For computer programs, there are several ways to provide this compelling evidence. By increasing cost/benefit, I'd list

an advanced type system: using static typing with type inference gives you a proof of (some) correctness essentially for free. Good programmers will be better at leveraging the type system (see e.g. Brian's answer to this thread at stackoverflow
unit tests: if you can express invariants for your code, a system like quickcheck will automatically generate random test cases for you.
system tests: typically harder to set up, and covers fewer cases, but some are essential to show that the program actually works.

I haven't used formal proofs (beyond type correctness), so I'm unsure about the effort vs the gain.

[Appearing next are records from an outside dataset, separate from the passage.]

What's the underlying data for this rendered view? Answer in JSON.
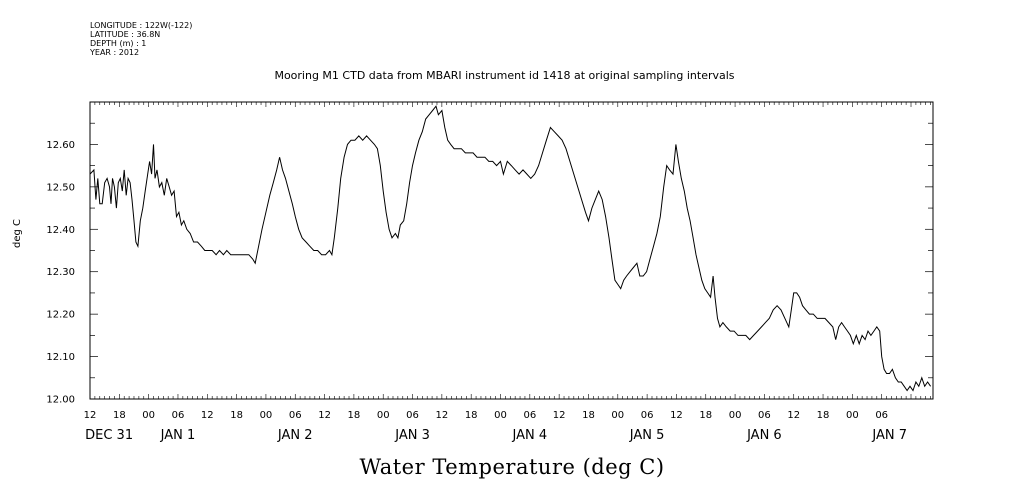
{
  "header": {
    "meta_lines": [
      "LONGITUDE : 122W(-122)",
      "LATITUDE : 36.8N",
      "DEPTH (m) : 1",
      "YEAR : 2012"
    ]
  },
  "chart_data": {
    "type": "line",
    "title": "Mooring M1 CTD data from MBARI instrument id 1418 at original sampling intervals",
    "xlabel": "",
    "ylabel": "deg C",
    "caption": "Water Temperature (deg C)",
    "ylim": [
      12.0,
      12.7
    ],
    "xlim_hours": [
      0,
      165
    ],
    "grid": false,
    "y_ticks": [
      "12.00",
      "12.10",
      "12.20",
      "12.30",
      "12.40",
      "12.50",
      "12.60"
    ],
    "hour_ticks": [
      "12",
      "18",
      "00",
      "06",
      "12",
      "18",
      "00",
      "06",
      "12",
      "18",
      "00",
      "06",
      "12",
      "18",
      "00",
      "06",
      "12",
      "18",
      "00",
      "06",
      "12",
      "18",
      "00",
      "06",
      "12",
      "18",
      "00",
      "06"
    ],
    "day_labels": [
      "DEC 31",
      "JAN 1",
      "JAN 2",
      "JAN 3",
      "JAN 4",
      "JAN 5",
      "JAN 6",
      "JAN 7"
    ],
    "x_reference": "hours after DEC 31 12:00",
    "points": [
      [
        0,
        12.53
      ],
      [
        0.8,
        12.54
      ],
      [
        1.2,
        12.47
      ],
      [
        1.6,
        12.52
      ],
      [
        2,
        12.46
      ],
      [
        2.5,
        12.46
      ],
      [
        3,
        12.51
      ],
      [
        3.5,
        12.52
      ],
      [
        4,
        12.5
      ],
      [
        4.3,
        12.46
      ],
      [
        4.6,
        12.52
      ],
      [
        5,
        12.5
      ],
      [
        5.4,
        12.45
      ],
      [
        5.8,
        12.51
      ],
      [
        6.2,
        12.52
      ],
      [
        6.6,
        12.49
      ],
      [
        7,
        12.54
      ],
      [
        7.4,
        12.48
      ],
      [
        7.8,
        12.52
      ],
      [
        8.2,
        12.51
      ],
      [
        8.6,
        12.47
      ],
      [
        9,
        12.42
      ],
      [
        9.4,
        12.37
      ],
      [
        9.8,
        12.36
      ],
      [
        10.3,
        12.42
      ],
      [
        10.8,
        12.45
      ],
      [
        11.3,
        12.49
      ],
      [
        11.8,
        12.53
      ],
      [
        12.2,
        12.56
      ],
      [
        12.6,
        12.53
      ],
      [
        13,
        12.6
      ],
      [
        13.3,
        12.52
      ],
      [
        13.7,
        12.54
      ],
      [
        14.2,
        12.5
      ],
      [
        14.7,
        12.51
      ],
      [
        15.2,
        12.48
      ],
      [
        15.7,
        12.52
      ],
      [
        16.2,
        12.5
      ],
      [
        16.7,
        12.48
      ],
      [
        17.2,
        12.49
      ],
      [
        17.7,
        12.43
      ],
      [
        18.2,
        12.44
      ],
      [
        18.7,
        12.41
      ],
      [
        19.2,
        12.42
      ],
      [
        19.8,
        12.4
      ],
      [
        20.5,
        12.39
      ],
      [
        21.2,
        12.37
      ],
      [
        22,
        12.37
      ],
      [
        22.8,
        12.36
      ],
      [
        23.5,
        12.35
      ],
      [
        24.3,
        12.35
      ],
      [
        25,
        12.35
      ],
      [
        25.8,
        12.34
      ],
      [
        26.5,
        12.35
      ],
      [
        27.3,
        12.34
      ],
      [
        28,
        12.35
      ],
      [
        28.8,
        12.34
      ],
      [
        29.5,
        12.34
      ],
      [
        30.3,
        12.34
      ],
      [
        31,
        12.34
      ],
      [
        31.8,
        12.34
      ],
      [
        32.5,
        12.34
      ],
      [
        33.3,
        12.33
      ],
      [
        33.8,
        12.32
      ],
      [
        34.5,
        12.36
      ],
      [
        35.2,
        12.4
      ],
      [
        36,
        12.44
      ],
      [
        36.8,
        12.48
      ],
      [
        37.5,
        12.51
      ],
      [
        38.2,
        12.54
      ],
      [
        38.8,
        12.57
      ],
      [
        39.4,
        12.54
      ],
      [
        40,
        12.52
      ],
      [
        40.7,
        12.49
      ],
      [
        41.4,
        12.46
      ],
      [
        42,
        12.43
      ],
      [
        42.7,
        12.4
      ],
      [
        43.4,
        12.38
      ],
      [
        44.2,
        12.37
      ],
      [
        45,
        12.36
      ],
      [
        45.8,
        12.35
      ],
      [
        46.6,
        12.35
      ],
      [
        47.4,
        12.34
      ],
      [
        48.2,
        12.34
      ],
      [
        49,
        12.35
      ],
      [
        49.5,
        12.34
      ],
      [
        50,
        12.38
      ],
      [
        50.7,
        12.45
      ],
      [
        51.3,
        12.52
      ],
      [
        52,
        12.57
      ],
      [
        52.7,
        12.6
      ],
      [
        53.4,
        12.61
      ],
      [
        54.2,
        12.61
      ],
      [
        55,
        12.62
      ],
      [
        55.8,
        12.61
      ],
      [
        56.6,
        12.62
      ],
      [
        57.4,
        12.61
      ],
      [
        58.2,
        12.6
      ],
      [
        58.8,
        12.59
      ],
      [
        59.4,
        12.55
      ],
      [
        60,
        12.49
      ],
      [
        60.6,
        12.44
      ],
      [
        61.2,
        12.4
      ],
      [
        61.8,
        12.38
      ],
      [
        62.5,
        12.39
      ],
      [
        63,
        12.38
      ],
      [
        63.5,
        12.41
      ],
      [
        64.2,
        12.42
      ],
      [
        64.8,
        12.46
      ],
      [
        65.4,
        12.51
      ],
      [
        66,
        12.55
      ],
      [
        66.6,
        12.58
      ],
      [
        67.3,
        12.61
      ],
      [
        68,
        12.63
      ],
      [
        68.7,
        12.66
      ],
      [
        69.4,
        12.67
      ],
      [
        70.1,
        12.68
      ],
      [
        70.8,
        12.69
      ],
      [
        71.3,
        12.67
      ],
      [
        72,
        12.68
      ],
      [
        72.6,
        12.64
      ],
      [
        73.2,
        12.61
      ],
      [
        73.8,
        12.6
      ],
      [
        74.5,
        12.59
      ],
      [
        75.2,
        12.59
      ],
      [
        76,
        12.59
      ],
      [
        76.8,
        12.58
      ],
      [
        77.6,
        12.58
      ],
      [
        78.4,
        12.58
      ],
      [
        79.2,
        12.57
      ],
      [
        80,
        12.57
      ],
      [
        80.8,
        12.57
      ],
      [
        81.6,
        12.56
      ],
      [
        82.4,
        12.56
      ],
      [
        83.2,
        12.55
      ],
      [
        84,
        12.56
      ],
      [
        84.6,
        12.53
      ],
      [
        85.4,
        12.56
      ],
      [
        86.2,
        12.55
      ],
      [
        87,
        12.54
      ],
      [
        87.8,
        12.53
      ],
      [
        88.6,
        12.54
      ],
      [
        89.4,
        12.53
      ],
      [
        90.2,
        12.52
      ],
      [
        91,
        12.53
      ],
      [
        91.8,
        12.55
      ],
      [
        92.6,
        12.58
      ],
      [
        93.4,
        12.61
      ],
      [
        94.2,
        12.64
      ],
      [
        95,
        12.63
      ],
      [
        95.8,
        12.62
      ],
      [
        96.6,
        12.61
      ],
      [
        97.4,
        12.59
      ],
      [
        98.2,
        12.56
      ],
      [
        99,
        12.53
      ],
      [
        99.8,
        12.5
      ],
      [
        100.6,
        12.47
      ],
      [
        101.4,
        12.44
      ],
      [
        102,
        12.42
      ],
      [
        102.7,
        12.45
      ],
      [
        103.4,
        12.47
      ],
      [
        104.1,
        12.49
      ],
      [
        104.8,
        12.47
      ],
      [
        105.5,
        12.43
      ],
      [
        106.2,
        12.38
      ],
      [
        106.8,
        12.33
      ],
      [
        107.4,
        12.28
      ],
      [
        108,
        12.27
      ],
      [
        108.6,
        12.26
      ],
      [
        109.2,
        12.28
      ],
      [
        109.8,
        12.29
      ],
      [
        110.5,
        12.3
      ],
      [
        111.2,
        12.31
      ],
      [
        111.9,
        12.32
      ],
      [
        112.5,
        12.29
      ],
      [
        113.2,
        12.29
      ],
      [
        113.9,
        12.3
      ],
      [
        114.6,
        12.33
      ],
      [
        115.3,
        12.36
      ],
      [
        116,
        12.39
      ],
      [
        116.7,
        12.43
      ],
      [
        117.4,
        12.5
      ],
      [
        118,
        12.55
      ],
      [
        118.6,
        12.54
      ],
      [
        119.3,
        12.53
      ],
      [
        119.9,
        12.6
      ],
      [
        120.4,
        12.56
      ],
      [
        121,
        12.52
      ],
      [
        121.6,
        12.49
      ],
      [
        122.2,
        12.45
      ],
      [
        122.8,
        12.42
      ],
      [
        123.4,
        12.38
      ],
      [
        124,
        12.34
      ],
      [
        124.6,
        12.31
      ],
      [
        125.2,
        12.28
      ],
      [
        125.8,
        12.26
      ],
      [
        126.4,
        12.25
      ],
      [
        127,
        12.24
      ],
      [
        127.5,
        12.29
      ],
      [
        127.9,
        12.24
      ],
      [
        128.4,
        12.19
      ],
      [
        128.9,
        12.17
      ],
      [
        129.5,
        12.18
      ],
      [
        130.2,
        12.17
      ],
      [
        131,
        12.16
      ],
      [
        131.8,
        12.16
      ],
      [
        132.6,
        12.15
      ],
      [
        133.4,
        12.15
      ],
      [
        134.2,
        12.15
      ],
      [
        135,
        12.14
      ],
      [
        135.8,
        12.15
      ],
      [
        136.6,
        12.16
      ],
      [
        137.4,
        12.17
      ],
      [
        138.2,
        12.18
      ],
      [
        139,
        12.19
      ],
      [
        139.8,
        12.21
      ],
      [
        140.6,
        12.22
      ],
      [
        141.4,
        12.21
      ],
      [
        142.2,
        12.19
      ],
      [
        143,
        12.17
      ],
      [
        143.5,
        12.21
      ],
      [
        144,
        12.25
      ],
      [
        144.6,
        12.25
      ],
      [
        145.2,
        12.24
      ],
      [
        145.8,
        12.22
      ],
      [
        146.5,
        12.21
      ],
      [
        147.2,
        12.2
      ],
      [
        148,
        12.2
      ],
      [
        148.8,
        12.19
      ],
      [
        149.6,
        12.19
      ],
      [
        150.4,
        12.19
      ],
      [
        151.2,
        12.18
      ],
      [
        152,
        12.17
      ],
      [
        152.6,
        12.14
      ],
      [
        153.2,
        12.17
      ],
      [
        153.8,
        12.18
      ],
      [
        154.4,
        12.17
      ],
      [
        155,
        12.16
      ],
      [
        155.6,
        12.15
      ],
      [
        156.2,
        12.13
      ],
      [
        156.8,
        12.15
      ],
      [
        157.4,
        12.13
      ],
      [
        158,
        12.15
      ],
      [
        158.6,
        12.14
      ],
      [
        159.2,
        12.16
      ],
      [
        159.8,
        12.15
      ],
      [
        160.4,
        12.16
      ],
      [
        161,
        12.17
      ],
      [
        161.6,
        12.16
      ],
      [
        162,
        12.1
      ],
      [
        162.5,
        12.07
      ],
      [
        163,
        12.06
      ],
      [
        163.6,
        12.06
      ],
      [
        164.2,
        12.07
      ],
      [
        164.8,
        12.05
      ],
      [
        165.4,
        12.04
      ],
      [
        166,
        12.04
      ],
      [
        166.6,
        12.03
      ],
      [
        167.2,
        12.02
      ],
      [
        167.8,
        12.03
      ],
      [
        168.4,
        12.02
      ],
      [
        169,
        12.04
      ],
      [
        169.6,
        12.03
      ],
      [
        170.2,
        12.05
      ],
      [
        170.8,
        12.03
      ],
      [
        171.4,
        12.04
      ],
      [
        172,
        12.03
      ]
    ]
  }
}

I've seen some test setups that spend a lot of effort testing that all kinds of incorrect inputs produce the right error, but I am (to state it gently) dubious about the benefit of this.

Now, if the question was how do we provide compelling evidence that a particular method works, this is a lot more ad hoc, and typically the subject of a paper presenting the method. Unfortunately, the positive evidence tends to come from people "selling" a product, and negative evidence is harder to come by (see e.g. my question on assembler for eukaryotes), but no less important.